UN Secretary General Ban Ki-moon has hailed the growing momentum against capital punishment, while voicing concern that a small number of states continue to impose the death penalty, often in violation of international standards.
In a message to the Fifth World Congress against the Death Penalty, held in Madrid, Ban Ki-moon said that the full abolition of the death penalty has support in every region and across legal systems, traditions, customs and religious backgrounds.
Currently, more than 150 States have either abolished the death penalty or do not practise it. Last year, 174 United Nations Member States were “execution-free”, he said.
“Despite these positive trends, I am deeply concerned that a small number of States continue to impose the death penalty, and thousands of individuals are executed each year, often in violation of international standards,” said the Secretary-General.
“Some countries with a longstanding de facto moratorium have recently resumed executions,” he noted.
He said that death penalty is at times used for offences that do not meet the threshold of “most serious crimes” such as drug crimes, and a few States impose capital punishment against juvenile offenders, in violation of international human rights law.

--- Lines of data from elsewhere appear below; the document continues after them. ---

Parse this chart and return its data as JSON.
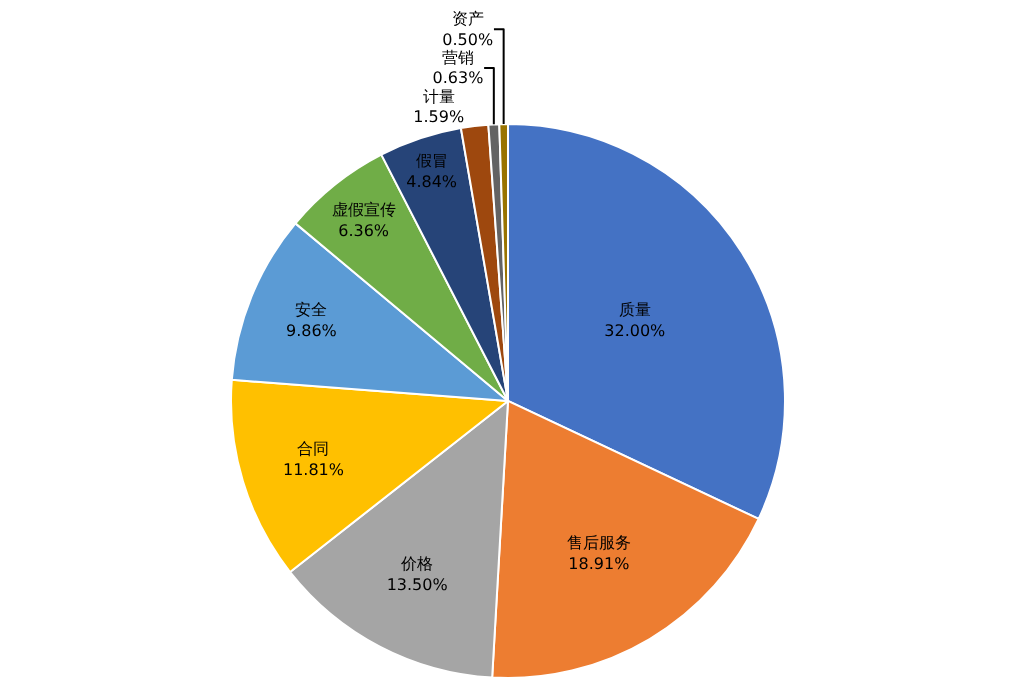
{
  "chart_data": {
    "type": "pie",
    "categories": [
      "质量",
      "售后服务",
      "价格",
      "合同",
      "安全",
      "虚假宣传",
      "假冒",
      "计量",
      "营销",
      "资产"
    ],
    "values": [
      32.0,
      18.91,
      13.5,
      11.81,
      9.86,
      6.36,
      4.84,
      1.59,
      0.63,
      0.5
    ],
    "colors": [
      "#4472c4",
      "#ed7d31",
      "#a5a5a5",
      "#ffc000",
      "#5b9bd5",
      "#70ad47",
      "#264478",
      "#9e480e",
      "#636363",
      "#997300"
    ],
    "value_labels": [
      "32.00%",
      "18.91%",
      "13.50%",
      "11.81%",
      "9.86%",
      "6.36%",
      "4.84%",
      "1.59%",
      "0.63%",
      "0.50%"
    ]
  }
}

Ban also pointed out that information concerning the application of the death penalty is often cloaked in secrecy, and that the lack of data on the number of executions or the number of individuals on death row “seriously impedes” any informed national debate that may lead to abolition.
“The taking of life is too absolute and irreversible for one human being to inflict on another, even when backed by a legal process. Too often, multiple layers of judicial oversight still fail to reverse wrongful death penalty convictions for years and even decades,” he said.
This problem, he added, will be discussed at a UN panel in New York at the end of this month.
The UN General Assembly first voted on a moratorium in 2007, and again in December 2012, when it adopted a resolution calling for a progressive restriction on the use of capital punishment and eliminating it entirely for felons below the age of 18 and pregnant women.